最も大きなトピックは、ニューヨーク市地下鉄に車両を納めている鉄道車両メーカーから車内放送設備の発注をいただいたことです。今後も引き続き、地下鉄車両用の設備を納めることができればと考えています。この案件は当社のグローバル鉄道ビジネスの新たな攻勢となるポイントでもあり、大変嬉しく思っています。
いま鉄道は、安全性やコスト、環境性能の高さなどから世界的に見直されており、特に高速鉄道プロジェクトは大型案件が目白押しです。このような中で、世界の鉄道界で高いステータスを誇るニューヨーク市地下鉄の仕事を獲得できたことは、世界のどこでも通用する実績になるでしょう。PR効果は絶大で、従業員の士気も大いに高まっています。アメリカの別の鉄道案件をはじめ、世界の鉄道に当社の音響設備やセキュリティ設備を納入できるよう、国境を越えて取り組みを強めます。

-中国でも、鉄道ビジネスが拡大しているとか。
こちらは上海を中心とした高速鉄道網の駅舎が対象です。杭州線の7駅、南京線の18駅に案内放送設備を納入したほか、北京線への納入も進んでいます。
行ってみると分かるのですが、中国では少し内陸部へ行くと、まだバスしか交通手段がなかったりします。それだけ、開発の余地が大きいのです。現在、国を挙げてインフラ整備が進んでおり、マーケットは急拡大中。ただ、どの国でもそうですが、公共事業では実績が重視されます。そこで、他社に先駆けて受注活動に取り組み、実績を積み上げているという訳です。

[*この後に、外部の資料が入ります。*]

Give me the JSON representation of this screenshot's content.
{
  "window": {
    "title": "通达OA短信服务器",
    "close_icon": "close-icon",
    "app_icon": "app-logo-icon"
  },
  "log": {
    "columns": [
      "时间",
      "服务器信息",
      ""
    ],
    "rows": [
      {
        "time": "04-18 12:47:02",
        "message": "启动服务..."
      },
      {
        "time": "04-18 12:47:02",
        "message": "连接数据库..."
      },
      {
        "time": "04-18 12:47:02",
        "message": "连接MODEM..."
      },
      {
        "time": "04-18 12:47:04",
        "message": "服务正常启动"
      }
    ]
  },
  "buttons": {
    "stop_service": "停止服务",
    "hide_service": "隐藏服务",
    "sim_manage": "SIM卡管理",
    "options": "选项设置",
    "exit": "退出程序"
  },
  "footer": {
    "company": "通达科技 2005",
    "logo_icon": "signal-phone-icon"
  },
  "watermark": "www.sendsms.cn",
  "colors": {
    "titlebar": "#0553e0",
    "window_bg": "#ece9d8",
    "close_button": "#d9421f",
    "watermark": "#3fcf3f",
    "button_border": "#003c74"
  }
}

近い将来、鉄道インフラが整ってくれば、主要駅の周辺には新たな100万都市が幾つも生まれることになるでしょう。新都市には、幾つものビルや施設が作られます。北京五輪や上海万博、そして高速鉄道での実績をバネに、そういった施設にも放送設備を納めることができれば、中国マーケットの成長をそのまま当社の業績に反映させられるようになります。
これらを見越し、当社では現在、現地ニーズに応えられる地域専用商品の開発に力を入れています。例えば銀行向けの呼び出し放送設備のようなシンプルな商品実績もあり、今後も現地開発・現地生産・現地販売していければと思います。